I was having a conversation with a friend about what I find crypto investing” to be so unethical, and my position comes down to thinking it is wrong to earn money without doing work. This doesn’t exclude earning via capital, as in renting out an apartment since that’s also work. Putting money into crypto” is glorified gambling, which is not work.

Going deeper down this line of thinking, my issue is with financialization, or making things into abstractions with no tether to any real value.

There’s a great lecture from John Kay explaining this concept, and if you’re into this sort of thing it’s worth watching in full. It bears pointing out that Kay is about as mainstream as it gets, isn’t screaming for the end of capitalism, or some other such non-sense. It gives me hope that there are viable ways to make huge improvements to our current economic system.
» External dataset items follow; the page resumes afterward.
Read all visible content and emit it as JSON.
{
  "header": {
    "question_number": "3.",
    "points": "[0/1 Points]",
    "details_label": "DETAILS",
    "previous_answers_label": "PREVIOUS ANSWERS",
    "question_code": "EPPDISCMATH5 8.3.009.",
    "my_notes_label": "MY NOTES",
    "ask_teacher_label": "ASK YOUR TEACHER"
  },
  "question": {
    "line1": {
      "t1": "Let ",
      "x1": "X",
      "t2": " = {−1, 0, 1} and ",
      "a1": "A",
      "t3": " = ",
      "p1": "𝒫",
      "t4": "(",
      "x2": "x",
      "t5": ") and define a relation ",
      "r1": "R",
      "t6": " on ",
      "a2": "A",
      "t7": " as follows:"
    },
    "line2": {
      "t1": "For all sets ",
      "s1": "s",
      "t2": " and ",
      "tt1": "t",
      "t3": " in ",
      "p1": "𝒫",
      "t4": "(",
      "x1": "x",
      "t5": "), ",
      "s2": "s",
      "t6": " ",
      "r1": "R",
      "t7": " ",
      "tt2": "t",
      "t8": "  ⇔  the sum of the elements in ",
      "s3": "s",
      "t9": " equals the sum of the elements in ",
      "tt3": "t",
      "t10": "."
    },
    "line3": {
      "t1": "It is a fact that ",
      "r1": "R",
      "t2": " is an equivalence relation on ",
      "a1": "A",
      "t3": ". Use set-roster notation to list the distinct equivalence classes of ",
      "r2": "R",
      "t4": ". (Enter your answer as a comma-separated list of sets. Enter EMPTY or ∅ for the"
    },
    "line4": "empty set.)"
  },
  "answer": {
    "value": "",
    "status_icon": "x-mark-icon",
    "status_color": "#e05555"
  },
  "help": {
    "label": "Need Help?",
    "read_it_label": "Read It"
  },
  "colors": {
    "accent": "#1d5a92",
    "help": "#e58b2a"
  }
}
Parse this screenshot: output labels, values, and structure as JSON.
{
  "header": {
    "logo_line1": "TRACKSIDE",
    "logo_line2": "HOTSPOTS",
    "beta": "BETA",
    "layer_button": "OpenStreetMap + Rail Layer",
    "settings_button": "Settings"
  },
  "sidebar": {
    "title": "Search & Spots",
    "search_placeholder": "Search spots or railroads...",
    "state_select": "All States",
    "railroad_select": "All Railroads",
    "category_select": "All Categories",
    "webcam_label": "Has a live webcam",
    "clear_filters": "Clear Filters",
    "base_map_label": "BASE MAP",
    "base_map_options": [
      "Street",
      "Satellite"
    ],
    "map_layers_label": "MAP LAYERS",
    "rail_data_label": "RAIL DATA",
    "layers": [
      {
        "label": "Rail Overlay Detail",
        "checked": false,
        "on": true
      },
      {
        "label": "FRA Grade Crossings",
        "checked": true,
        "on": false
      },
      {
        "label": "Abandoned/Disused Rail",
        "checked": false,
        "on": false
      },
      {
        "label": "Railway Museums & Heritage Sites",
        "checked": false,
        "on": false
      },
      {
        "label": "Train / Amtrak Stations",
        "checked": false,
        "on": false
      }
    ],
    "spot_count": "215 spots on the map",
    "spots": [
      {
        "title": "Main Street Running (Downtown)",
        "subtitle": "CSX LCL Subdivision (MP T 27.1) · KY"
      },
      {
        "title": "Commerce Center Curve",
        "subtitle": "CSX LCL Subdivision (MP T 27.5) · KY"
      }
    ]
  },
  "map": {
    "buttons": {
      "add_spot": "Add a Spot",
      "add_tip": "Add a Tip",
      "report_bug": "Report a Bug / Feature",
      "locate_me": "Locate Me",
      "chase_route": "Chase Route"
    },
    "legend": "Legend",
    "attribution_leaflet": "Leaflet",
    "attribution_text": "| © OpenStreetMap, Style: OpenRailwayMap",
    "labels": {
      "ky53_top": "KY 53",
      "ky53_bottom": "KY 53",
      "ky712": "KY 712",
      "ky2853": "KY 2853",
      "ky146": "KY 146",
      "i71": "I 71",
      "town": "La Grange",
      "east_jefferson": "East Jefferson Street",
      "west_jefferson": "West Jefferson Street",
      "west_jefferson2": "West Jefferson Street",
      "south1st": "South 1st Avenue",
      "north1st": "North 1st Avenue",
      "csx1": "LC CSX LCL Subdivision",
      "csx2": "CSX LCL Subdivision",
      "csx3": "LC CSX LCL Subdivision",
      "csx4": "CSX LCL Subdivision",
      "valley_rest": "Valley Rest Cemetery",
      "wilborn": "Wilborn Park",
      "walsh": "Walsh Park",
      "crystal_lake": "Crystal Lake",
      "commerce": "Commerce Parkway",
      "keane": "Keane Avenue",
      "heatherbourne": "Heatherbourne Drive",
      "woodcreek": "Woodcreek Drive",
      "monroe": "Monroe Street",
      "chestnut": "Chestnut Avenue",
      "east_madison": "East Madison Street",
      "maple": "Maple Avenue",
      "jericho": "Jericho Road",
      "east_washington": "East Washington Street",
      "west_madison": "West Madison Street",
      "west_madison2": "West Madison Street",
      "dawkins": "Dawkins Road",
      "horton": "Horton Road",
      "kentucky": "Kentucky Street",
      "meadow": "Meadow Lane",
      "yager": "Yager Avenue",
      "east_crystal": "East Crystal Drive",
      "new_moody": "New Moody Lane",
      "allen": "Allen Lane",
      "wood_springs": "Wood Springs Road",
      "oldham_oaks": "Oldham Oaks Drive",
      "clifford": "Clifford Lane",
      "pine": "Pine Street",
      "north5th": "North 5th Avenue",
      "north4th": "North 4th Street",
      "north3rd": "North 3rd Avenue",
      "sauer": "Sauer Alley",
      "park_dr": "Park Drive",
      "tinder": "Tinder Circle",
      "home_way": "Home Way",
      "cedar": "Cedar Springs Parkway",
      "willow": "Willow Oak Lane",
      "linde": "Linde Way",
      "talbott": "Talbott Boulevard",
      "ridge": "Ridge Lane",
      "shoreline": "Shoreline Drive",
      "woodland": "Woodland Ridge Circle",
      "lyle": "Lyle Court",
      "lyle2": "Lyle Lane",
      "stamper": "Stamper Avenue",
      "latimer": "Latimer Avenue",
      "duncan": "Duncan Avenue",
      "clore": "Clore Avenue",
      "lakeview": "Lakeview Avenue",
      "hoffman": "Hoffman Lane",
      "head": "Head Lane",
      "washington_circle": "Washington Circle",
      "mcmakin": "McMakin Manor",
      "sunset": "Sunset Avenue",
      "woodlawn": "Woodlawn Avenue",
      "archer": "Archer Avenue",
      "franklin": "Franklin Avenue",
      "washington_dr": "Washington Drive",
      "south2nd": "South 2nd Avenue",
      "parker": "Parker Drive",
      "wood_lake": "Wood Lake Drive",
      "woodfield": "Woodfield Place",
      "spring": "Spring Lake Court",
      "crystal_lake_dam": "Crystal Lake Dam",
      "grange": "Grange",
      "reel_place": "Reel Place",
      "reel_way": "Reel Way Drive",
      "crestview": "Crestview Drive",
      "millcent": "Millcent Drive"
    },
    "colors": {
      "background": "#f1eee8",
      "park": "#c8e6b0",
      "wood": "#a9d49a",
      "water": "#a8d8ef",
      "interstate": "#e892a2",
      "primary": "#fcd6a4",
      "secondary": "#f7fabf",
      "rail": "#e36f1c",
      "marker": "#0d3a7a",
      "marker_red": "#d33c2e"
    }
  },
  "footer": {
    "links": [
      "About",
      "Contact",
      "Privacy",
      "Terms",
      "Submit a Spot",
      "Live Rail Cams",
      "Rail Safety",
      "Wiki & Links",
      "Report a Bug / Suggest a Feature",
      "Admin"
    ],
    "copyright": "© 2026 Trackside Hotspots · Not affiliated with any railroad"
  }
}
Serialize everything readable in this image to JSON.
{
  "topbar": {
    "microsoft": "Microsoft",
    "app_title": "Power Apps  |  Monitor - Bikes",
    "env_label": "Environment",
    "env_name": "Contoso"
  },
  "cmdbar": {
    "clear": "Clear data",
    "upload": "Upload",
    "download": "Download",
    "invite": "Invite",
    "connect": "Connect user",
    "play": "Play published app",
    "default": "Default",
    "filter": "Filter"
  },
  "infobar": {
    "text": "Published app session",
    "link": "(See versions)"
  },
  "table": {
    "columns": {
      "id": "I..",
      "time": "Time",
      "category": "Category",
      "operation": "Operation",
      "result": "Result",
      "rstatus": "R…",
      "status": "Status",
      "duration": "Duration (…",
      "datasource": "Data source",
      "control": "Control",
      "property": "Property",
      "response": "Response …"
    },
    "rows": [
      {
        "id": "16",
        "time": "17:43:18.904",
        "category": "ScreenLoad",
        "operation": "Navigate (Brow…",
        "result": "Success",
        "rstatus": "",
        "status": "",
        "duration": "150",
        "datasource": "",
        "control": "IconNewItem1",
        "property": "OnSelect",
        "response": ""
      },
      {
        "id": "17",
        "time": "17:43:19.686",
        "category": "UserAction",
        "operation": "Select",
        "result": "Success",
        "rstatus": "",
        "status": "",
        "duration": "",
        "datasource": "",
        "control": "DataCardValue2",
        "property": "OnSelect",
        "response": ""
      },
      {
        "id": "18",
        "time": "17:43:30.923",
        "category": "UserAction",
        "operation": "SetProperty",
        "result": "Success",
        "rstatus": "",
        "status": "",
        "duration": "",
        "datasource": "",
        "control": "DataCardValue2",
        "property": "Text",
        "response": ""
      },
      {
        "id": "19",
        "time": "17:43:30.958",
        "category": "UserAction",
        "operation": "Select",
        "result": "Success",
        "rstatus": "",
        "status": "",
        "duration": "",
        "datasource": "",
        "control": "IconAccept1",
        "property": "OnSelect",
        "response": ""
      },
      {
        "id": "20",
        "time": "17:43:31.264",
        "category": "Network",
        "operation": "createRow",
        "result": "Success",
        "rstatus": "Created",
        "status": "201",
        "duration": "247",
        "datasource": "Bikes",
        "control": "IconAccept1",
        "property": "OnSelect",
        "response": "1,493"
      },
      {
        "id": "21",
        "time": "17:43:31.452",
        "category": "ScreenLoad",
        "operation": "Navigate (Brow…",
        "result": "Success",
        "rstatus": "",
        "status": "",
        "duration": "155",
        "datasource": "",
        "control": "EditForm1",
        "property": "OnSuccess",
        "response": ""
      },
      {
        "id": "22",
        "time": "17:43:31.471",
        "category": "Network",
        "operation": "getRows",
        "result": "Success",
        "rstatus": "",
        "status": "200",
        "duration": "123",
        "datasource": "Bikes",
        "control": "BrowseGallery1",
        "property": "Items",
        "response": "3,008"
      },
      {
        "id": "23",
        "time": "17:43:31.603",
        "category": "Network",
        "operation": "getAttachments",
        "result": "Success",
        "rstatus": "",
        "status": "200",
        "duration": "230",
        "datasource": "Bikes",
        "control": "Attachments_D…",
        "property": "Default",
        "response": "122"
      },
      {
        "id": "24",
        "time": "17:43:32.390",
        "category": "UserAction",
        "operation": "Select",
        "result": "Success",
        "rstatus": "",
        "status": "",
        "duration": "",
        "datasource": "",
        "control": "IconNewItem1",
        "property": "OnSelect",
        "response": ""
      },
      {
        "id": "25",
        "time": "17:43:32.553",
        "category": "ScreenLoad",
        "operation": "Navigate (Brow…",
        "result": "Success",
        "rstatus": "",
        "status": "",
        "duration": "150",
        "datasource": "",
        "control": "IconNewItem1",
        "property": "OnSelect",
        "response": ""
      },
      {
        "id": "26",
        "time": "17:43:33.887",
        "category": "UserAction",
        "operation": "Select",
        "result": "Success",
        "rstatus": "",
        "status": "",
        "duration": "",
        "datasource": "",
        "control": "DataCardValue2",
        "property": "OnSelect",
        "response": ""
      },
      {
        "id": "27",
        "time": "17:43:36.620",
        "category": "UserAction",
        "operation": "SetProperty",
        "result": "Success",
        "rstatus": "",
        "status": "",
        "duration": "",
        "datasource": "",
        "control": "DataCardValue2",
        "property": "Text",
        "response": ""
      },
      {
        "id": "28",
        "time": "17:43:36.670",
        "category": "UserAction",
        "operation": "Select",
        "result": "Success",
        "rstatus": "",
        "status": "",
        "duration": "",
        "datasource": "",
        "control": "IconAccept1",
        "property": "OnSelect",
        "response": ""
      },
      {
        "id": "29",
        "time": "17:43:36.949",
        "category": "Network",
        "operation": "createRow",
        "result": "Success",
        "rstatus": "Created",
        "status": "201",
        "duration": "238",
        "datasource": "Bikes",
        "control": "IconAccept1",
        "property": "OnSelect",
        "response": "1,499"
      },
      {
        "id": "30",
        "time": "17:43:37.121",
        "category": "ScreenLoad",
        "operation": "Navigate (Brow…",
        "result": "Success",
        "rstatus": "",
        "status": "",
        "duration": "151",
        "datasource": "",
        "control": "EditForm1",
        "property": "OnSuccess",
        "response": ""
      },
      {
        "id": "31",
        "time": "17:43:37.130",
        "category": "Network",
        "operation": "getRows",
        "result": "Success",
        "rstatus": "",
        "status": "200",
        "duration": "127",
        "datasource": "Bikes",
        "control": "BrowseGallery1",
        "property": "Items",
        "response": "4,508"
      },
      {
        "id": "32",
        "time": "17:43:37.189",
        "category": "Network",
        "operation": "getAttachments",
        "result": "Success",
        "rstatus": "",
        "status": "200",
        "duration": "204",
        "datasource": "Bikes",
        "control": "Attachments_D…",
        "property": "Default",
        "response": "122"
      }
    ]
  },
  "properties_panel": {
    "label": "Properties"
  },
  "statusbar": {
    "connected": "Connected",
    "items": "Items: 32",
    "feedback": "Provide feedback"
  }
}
My main takeaway from the lecture is that we need financial services as an industry for two main reasons:

  1. Wealth management: meaning that you have access to capital for studies, buying a house, and retiring, which are events far removed from your highest earning years.
  2. Pooling risk: if everyone has homeowner’s insurance, a freak storm won’t ruin an individual.

Banks historically made reasonable profits on these things, but not the insane amounts that we associate with Goldman Sachs. And so banks turned to the category of casino-like products that are pure gambling. Then the banks started selling these to each other at ever more ridiculous profits. And you can often get away with it, and assume that your luck was a result of your brilliance.

Where it gets pernicious is when these casino-like financial products get passed off as pooling risk or thrown into individual’s wealth management portfolio. The most famous case of that being sub-prime mortgages.